The demographic of whom I serve have changed dramatically also. Fifteen years ago I had a just retiring World War II population as our major thrust. Many of these people still exist, but they fit into the geriatric category. In South Texas I also have a large agent orange related Vietnam veteran population. I have found that this shift in demographics have forced me to utilize many of my Social Work skills in managing my duties. The World War II population has many social concerns that come with aging and end of life that are equally as important as sight loss. The Agent Orange veterans tend to have numerous co-morbidities that have great bearing on the rehabilitation process. Fifteen years ago I would never have projected the great need I would have to improve my skills and knowledge in the area of Post Traumatic Stress Disorder. Nor, would I have foreseen the need to constantly keep updated in VA, DOD, Government, and Community benefits and resources.
The logistics of South Texas have offered some unique additional challenges. The VIST program covers over 100,000 square miles. In recent year?s health service have become decentralized as the VA has gone to provision of primary care in the veteran?s home community. To adapt to this I have expanded the way I communicate with veterans. This has lead to expanded use of the phone. I use volunteers and work studies to do informational projects. I initiated a newsletter as a secondary form of contact and education on key issues. I feel that our program has pioneered the use of statistics through the use of formal needs assessments to help shape the nature of the service I provide.
As a results of my efforts, the South Texas VIST program has been a vibrant, healthy, growing program. The caseload has grown to close to 700 legally blind veterans who receive a wide range of services in one of the areas of the country that has pioneered the concept of a continuum of care.
Five years ago I initiated our Risk Management model based on the information obtained from a formalized needs assessment. Using this information I focused on regaining the ability to read and manage medications. Follow up needs assessment showed exceptional results from this effort. Concerns about every day reading dropped from an initial 47% to a two year later 3% with similar sample sizes. To accomplish this I needed to utilize identification techniques, timely intervention, and a full spectrum of services.
During the late 1990?s and early 2000?s the South Texas program has led the nation numerous times in total number of referrals to a VA blind rehabilitation center. As there has been a growing emphasis on local services I have attempted to be a leader in this area also. I have gone from using one low vision clinic to using three private agencies, plus, I have developed a strong working relationship with the two military low vision centers in our area. I also have a strong working relationship with other State and community agencies.
In 2000 the team initiated a quarterly newsletter. We looked to this to bridge the distance gap that our coverage area generates. This has been supplemented with special interest projects that have had a unique focus.
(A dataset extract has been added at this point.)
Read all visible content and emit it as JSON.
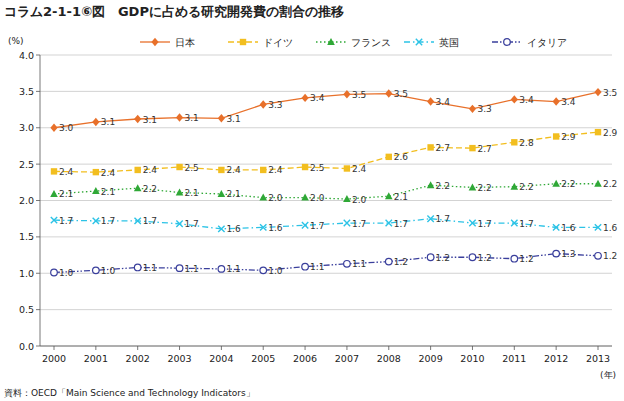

In 2002 ? 2003 we did a year long Agent Orange project for our Agent Orange veterans. This focused on the benefits, co-morbidities, post traumatic stress disorder, family considerations and other concerns for these veterans. It consisted of a start up survey, 12 installments of a monthly newsletter, and post program report. It was extremely well received by our veterans. We have also completed a joint project with Audiology Service called the Year of the Ear in 2004. The goal is to maximize the use of residual hearing by all VIST veterans.